There are altogether too few games where the hero is a cat, which is a little bit bizarre considering that, as we all know, these furry felines rule the Earth. Misifu is a cat on a mission. A very confusing mission, but a mission nonetheless, and, if I've understood the pidgin English translation correctly, it's a collection of sub-missions.
You access each new one by leaping through the window of a building and, if you complete it successfully, you're deposited back outside and have to leap through the window again. Six times in fact, to complete six sub-missions.
The first thing you notice about Misifu is that the presentation is pretty good. It has a splendid loading and opening screen and a really engaging background tune (128K only) which sounds like something you'd hear overlaid on a silent movie.
Unfortunately, that's where the good stuff ends because the game itself is absolute pants and one of the biggest exercises in frustration that I've ever had the misfortune to play on my Speccy. I've only managed to pay three of the sub-missions because you have to progress through each of them serially and, like Mikie (if you remember that classic), getting through the sub-mission is 90% luck and 10% skill, which means that when you're inevitably offed through no fault of your own, there's precious little to tempt you back for another game. Especially because you have to start all the way from the beginning.
First things first though. You access the sub-missions by climbing Misifu up several bins, onto a perimeter fence and then try to jump through the open (black) window of a 3 x 3 grid of them. If you can't reach the open one, you can jump on a washing line which acts as a conveyor belt or, illogically, sit and bide your time. The illogical reaction works better because, by the time you've tootled your way over to an open window above you, it's changed to one below you again!
At the bottom of the screen a dog runs constantly from right to left and must be jumped.
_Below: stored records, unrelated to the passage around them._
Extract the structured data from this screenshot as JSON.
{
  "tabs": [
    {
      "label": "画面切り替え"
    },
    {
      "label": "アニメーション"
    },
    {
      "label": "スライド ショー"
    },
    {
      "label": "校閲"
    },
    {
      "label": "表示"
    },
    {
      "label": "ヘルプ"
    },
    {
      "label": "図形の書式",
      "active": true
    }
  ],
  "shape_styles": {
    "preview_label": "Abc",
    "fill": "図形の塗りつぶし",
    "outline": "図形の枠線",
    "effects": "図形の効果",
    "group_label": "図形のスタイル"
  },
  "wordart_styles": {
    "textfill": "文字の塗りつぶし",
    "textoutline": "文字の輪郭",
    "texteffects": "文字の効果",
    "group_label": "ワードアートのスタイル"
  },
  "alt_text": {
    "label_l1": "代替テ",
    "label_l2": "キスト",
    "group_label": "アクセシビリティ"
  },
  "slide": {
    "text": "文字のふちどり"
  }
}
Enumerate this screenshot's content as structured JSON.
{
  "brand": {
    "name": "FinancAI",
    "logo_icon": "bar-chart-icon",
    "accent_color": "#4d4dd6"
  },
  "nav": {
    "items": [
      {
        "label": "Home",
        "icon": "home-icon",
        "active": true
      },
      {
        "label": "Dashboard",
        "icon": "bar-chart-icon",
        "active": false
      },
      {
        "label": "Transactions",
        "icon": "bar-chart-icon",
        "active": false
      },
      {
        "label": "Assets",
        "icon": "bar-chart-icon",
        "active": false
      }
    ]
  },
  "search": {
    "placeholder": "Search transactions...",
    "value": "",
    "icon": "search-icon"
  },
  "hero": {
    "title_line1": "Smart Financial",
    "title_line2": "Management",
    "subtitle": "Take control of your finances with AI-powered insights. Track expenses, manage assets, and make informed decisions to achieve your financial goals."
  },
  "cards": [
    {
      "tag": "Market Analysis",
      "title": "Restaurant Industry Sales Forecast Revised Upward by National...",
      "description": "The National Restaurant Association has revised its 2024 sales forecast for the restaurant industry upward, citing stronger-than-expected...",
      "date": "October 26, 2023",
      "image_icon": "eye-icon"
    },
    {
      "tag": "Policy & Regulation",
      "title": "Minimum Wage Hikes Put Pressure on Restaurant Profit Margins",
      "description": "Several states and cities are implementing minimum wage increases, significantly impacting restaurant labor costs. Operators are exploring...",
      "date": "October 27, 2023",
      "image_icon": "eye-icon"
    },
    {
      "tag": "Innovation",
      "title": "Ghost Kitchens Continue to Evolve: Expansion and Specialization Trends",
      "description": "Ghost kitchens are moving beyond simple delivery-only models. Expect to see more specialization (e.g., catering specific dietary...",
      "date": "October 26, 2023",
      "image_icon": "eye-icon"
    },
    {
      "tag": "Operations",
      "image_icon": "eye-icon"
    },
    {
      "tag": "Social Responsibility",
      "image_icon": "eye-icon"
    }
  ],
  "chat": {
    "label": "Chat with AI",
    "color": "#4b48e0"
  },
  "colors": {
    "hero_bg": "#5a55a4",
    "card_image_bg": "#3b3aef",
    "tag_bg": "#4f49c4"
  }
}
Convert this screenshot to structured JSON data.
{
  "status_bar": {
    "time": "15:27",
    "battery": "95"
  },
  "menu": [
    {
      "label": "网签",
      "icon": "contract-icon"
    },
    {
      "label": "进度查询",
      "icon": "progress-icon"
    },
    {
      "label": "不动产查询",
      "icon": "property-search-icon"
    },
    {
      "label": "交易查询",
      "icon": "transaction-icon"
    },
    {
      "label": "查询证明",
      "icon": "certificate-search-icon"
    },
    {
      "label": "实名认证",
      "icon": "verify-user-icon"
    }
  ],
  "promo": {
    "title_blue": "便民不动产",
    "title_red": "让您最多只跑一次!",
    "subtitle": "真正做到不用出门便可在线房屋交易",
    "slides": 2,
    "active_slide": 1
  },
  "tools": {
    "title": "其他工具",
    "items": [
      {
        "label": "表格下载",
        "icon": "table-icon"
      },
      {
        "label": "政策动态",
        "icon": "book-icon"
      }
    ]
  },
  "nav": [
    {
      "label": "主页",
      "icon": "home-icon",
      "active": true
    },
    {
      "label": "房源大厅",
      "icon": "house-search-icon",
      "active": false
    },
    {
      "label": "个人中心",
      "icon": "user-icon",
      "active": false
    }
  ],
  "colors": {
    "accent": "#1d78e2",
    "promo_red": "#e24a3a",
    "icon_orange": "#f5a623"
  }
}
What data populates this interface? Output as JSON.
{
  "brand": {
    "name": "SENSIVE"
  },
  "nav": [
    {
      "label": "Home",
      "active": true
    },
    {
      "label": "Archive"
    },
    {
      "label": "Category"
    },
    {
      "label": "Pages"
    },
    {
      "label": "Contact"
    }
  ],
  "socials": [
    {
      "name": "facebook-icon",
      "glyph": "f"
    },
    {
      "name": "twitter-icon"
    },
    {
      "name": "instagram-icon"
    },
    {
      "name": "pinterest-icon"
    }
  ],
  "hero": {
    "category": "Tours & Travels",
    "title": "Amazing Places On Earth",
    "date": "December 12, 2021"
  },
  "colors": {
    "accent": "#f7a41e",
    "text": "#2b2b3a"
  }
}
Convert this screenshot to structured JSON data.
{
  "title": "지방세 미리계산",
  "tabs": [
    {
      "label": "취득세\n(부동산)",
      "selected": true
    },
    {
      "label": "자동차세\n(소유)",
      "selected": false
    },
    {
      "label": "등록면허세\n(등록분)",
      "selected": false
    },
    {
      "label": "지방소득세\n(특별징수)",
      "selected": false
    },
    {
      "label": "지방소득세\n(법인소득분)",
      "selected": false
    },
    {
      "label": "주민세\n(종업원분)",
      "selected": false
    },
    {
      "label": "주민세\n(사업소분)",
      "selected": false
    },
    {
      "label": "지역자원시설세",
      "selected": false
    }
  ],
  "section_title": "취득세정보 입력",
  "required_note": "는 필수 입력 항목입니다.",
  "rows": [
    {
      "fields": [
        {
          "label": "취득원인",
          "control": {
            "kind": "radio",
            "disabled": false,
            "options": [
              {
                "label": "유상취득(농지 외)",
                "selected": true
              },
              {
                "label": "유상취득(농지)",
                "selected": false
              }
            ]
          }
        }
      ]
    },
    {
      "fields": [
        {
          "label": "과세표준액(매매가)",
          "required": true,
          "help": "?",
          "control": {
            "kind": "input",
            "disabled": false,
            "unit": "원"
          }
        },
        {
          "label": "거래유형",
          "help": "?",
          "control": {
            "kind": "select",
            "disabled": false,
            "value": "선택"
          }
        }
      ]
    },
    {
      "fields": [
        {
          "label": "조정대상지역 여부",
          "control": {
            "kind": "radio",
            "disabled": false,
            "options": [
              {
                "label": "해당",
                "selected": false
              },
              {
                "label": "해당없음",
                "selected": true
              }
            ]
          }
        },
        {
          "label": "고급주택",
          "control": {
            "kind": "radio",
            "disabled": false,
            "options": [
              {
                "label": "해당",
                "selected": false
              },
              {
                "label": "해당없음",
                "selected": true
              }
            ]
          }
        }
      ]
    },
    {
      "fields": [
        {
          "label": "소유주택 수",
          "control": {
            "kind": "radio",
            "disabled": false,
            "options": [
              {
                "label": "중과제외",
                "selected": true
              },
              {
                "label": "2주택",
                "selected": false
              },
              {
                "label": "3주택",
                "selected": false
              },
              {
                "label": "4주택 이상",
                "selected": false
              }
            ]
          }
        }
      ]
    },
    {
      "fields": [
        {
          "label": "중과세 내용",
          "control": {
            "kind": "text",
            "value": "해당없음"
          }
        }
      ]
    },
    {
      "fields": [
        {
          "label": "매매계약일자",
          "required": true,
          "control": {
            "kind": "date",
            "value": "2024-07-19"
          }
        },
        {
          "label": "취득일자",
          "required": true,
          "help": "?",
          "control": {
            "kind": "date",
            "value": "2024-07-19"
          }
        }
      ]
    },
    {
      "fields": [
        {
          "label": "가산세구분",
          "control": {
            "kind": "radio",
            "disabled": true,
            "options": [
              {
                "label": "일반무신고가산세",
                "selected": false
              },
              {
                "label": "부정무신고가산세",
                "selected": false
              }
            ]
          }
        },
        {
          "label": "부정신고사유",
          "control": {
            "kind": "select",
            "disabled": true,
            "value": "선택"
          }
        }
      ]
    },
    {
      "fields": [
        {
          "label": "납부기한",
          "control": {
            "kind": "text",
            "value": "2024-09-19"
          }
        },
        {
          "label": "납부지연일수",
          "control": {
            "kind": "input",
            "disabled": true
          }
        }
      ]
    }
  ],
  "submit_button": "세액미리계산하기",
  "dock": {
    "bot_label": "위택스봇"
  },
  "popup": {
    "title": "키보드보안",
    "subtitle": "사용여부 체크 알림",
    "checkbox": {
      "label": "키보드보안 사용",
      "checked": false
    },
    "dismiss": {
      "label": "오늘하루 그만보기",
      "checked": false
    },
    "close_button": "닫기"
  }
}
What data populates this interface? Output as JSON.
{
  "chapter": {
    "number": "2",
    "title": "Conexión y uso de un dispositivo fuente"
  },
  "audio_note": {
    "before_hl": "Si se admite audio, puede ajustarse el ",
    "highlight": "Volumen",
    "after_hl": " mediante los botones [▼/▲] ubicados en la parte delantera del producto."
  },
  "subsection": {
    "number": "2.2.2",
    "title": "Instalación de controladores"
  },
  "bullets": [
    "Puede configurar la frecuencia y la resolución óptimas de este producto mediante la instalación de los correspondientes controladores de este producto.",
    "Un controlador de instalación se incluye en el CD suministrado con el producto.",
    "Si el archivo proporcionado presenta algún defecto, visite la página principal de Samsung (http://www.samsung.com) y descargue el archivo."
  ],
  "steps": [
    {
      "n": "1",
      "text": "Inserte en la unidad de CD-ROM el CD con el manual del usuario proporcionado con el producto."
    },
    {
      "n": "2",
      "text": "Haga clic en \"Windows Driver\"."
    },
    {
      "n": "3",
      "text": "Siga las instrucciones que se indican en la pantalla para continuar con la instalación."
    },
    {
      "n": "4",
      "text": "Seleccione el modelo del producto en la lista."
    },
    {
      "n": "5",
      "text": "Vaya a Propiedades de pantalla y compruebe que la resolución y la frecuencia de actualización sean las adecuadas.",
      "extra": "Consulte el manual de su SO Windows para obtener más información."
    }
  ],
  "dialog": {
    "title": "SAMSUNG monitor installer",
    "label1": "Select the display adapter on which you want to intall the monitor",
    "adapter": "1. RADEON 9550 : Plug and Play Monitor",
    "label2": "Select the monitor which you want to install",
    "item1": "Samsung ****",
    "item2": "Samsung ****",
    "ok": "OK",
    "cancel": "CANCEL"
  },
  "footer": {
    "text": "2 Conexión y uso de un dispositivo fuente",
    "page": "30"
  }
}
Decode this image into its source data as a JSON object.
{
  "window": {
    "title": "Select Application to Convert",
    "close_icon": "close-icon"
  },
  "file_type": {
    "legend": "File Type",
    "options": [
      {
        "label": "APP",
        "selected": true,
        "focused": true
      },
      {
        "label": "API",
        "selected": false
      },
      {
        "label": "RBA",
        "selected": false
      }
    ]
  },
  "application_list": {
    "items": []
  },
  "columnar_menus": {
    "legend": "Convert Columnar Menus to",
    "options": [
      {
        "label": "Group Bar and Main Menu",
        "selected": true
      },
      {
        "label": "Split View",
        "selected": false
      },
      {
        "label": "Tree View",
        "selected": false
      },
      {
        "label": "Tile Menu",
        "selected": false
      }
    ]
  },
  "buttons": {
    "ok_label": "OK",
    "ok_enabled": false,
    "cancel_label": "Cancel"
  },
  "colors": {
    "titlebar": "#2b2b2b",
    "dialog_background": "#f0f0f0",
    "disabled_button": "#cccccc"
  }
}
If he sinks his teeth into Misifu, that's one dead kitty (and you have five, although, quite sloppily, there's no on-screen indicator of this). The bins are also patrolled by some random stationary black-demon-cat head thing that doesn't kill you, but knocks you back to the bottom of the screen. This teleports around, whacking you when you least expect it, sending you down to the ground where you have to pray you can scramble back up onto the bins before Muttley gets his teeth into you.
If you make it to the fence and through the window, you play a bizarre succession of games (that look like they are written in pure Basic!) which try to persuade you they have some connection to the life of cat. I, for one, am not buying it. The cheese sub-mission is weird enough, but the fishtank and bookshelf play like something from Cascade's crappy Cassette 50! A really big problem is the way the game registers keypresses, because it won't allow Misifu to move whilst in the air, meaning that you end up jumping straight up when you wanted to jump across. Usually this ends up being fatal.
In short order therefore, Misifu is another disappointment from Matra. The only thing I liked about it was the music; and considering the 48K version doesn't have that, that's basically to say that I liked nothing about that version. In even shorter order: A load of crap, but the music's ok on the 128K version. You can take it away now.